Once we’ve containerized the application, the next step in the process is testing:
- To prove whether your containerized application works exactly like the one in the virtual machine, you need to do extensive testing to prove that you haven’t missed any details or parts you should have considered previously. Run an existing test suite or the one you created for the container.
- Running an existing test suite can be the right approach, but you also need to consider the software’s non-functional aspects. Benchmarking the original application is a good start, and you need to understand the overhead the container solution is putting in. You also need to fine-tune your application so that it fits the performance metrics.
- You also need to consider the importance of security and how you can bring it into the container world. Penetration testing will reveal a lot of security loopholes that you might not be aware of.
Deployment and rollout
Deploying and rolling out a containerized application involves deploying the container images to the target environment and making the application available for use.
Once we’ve tested our containers and are confident enough, we can roll out our application to production:
- Finally, we roll out our application to production and learn from there if further changes are needed. We then return to the discovery process until we have perfected our application.
- You must define and develop an automated runbook and a CI/CD pipeline to reduce cycle time and troubleshoot issues quickly.
- Doing A/B testing with the container applications running in parallel can help you realize any potential issues before you switch all the traffic to the new solution.
The following diagram summarizes these steps, and as you can see, this process is cyclic. This means that you may have to revisit these steps from time to time based on what you learned from the operating containers in production:
Figure 1.8 – Migrating from virtual machines to containers
Now, let’s understand what we need to do to ensure that we migrate from virtual machines to containers with the least friction and also attain the best possible outcome.
What applications should go in containers?
In your journey of moving from virtual machines to containers, you first need to assess what can and can’t go in containers. Broadly speaking, there are two kinds of application workloads you can have – stateless and stateful. While stateless workloads do not store state and are computing powerhouses, such as APIs and functions, stateful applications, such as databases, require persistent storage to function.
Though it is possible to containerize any application that can run on a Linux virtual machine, stateless applications become the first low-hanging fruits you may want to look at. It is relatively easy to containerize these workloads because they don’t have storage dependencies. The more storage dependencies you have, the more complex your application becomes in containers.
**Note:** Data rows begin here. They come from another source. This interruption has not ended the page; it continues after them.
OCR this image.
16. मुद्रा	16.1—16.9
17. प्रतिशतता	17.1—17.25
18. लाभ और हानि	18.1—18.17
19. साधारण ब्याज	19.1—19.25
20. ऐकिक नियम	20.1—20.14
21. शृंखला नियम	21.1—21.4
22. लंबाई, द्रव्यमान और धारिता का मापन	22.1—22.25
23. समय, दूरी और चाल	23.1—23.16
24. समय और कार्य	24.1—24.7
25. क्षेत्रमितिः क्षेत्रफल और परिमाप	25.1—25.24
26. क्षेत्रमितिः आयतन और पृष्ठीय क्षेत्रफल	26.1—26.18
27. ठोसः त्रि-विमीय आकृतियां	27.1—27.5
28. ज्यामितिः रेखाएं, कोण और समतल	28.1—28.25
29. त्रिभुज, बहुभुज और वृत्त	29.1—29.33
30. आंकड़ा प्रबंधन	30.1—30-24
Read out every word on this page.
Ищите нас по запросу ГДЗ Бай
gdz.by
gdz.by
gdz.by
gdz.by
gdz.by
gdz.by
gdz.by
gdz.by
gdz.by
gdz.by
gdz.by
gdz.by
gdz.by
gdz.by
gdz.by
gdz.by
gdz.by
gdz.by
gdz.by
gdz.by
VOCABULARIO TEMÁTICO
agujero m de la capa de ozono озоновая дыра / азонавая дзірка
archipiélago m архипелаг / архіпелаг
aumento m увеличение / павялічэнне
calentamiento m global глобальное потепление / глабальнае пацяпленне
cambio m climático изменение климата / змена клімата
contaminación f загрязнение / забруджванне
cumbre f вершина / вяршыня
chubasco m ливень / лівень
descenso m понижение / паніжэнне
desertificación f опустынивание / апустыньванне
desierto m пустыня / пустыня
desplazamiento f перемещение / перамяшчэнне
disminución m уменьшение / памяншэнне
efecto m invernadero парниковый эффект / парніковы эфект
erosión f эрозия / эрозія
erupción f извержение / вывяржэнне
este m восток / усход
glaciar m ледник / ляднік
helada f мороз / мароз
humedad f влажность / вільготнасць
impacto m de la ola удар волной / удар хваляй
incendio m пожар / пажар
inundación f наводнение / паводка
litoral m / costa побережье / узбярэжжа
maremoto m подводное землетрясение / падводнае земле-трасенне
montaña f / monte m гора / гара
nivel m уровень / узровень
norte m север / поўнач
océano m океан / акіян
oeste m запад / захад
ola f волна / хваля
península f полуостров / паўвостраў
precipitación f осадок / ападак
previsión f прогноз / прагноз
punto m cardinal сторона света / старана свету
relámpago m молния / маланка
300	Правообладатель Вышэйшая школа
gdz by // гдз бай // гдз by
Secondly, you also need to assess the form of infrastructure you want to host your applications on. For example, if you plan to run your entire tech stack on Kubernetes, you would like to avoid a heterogeneous environment wherever possible. In that scenario, you may also wish to containerize stateful applications. With web services and the middleware layer, most applications rely on some form of state to function correctly. So, in any case, you would end up managing storage.
Though this might open up Pandora’s box, there is no standard agreement within the industry regarding containerizing databases. While some experts are naysayers for its use in production, a sizeable population sees no issues. The primary reason is insufficient data to support or disprove using a containerized database in production.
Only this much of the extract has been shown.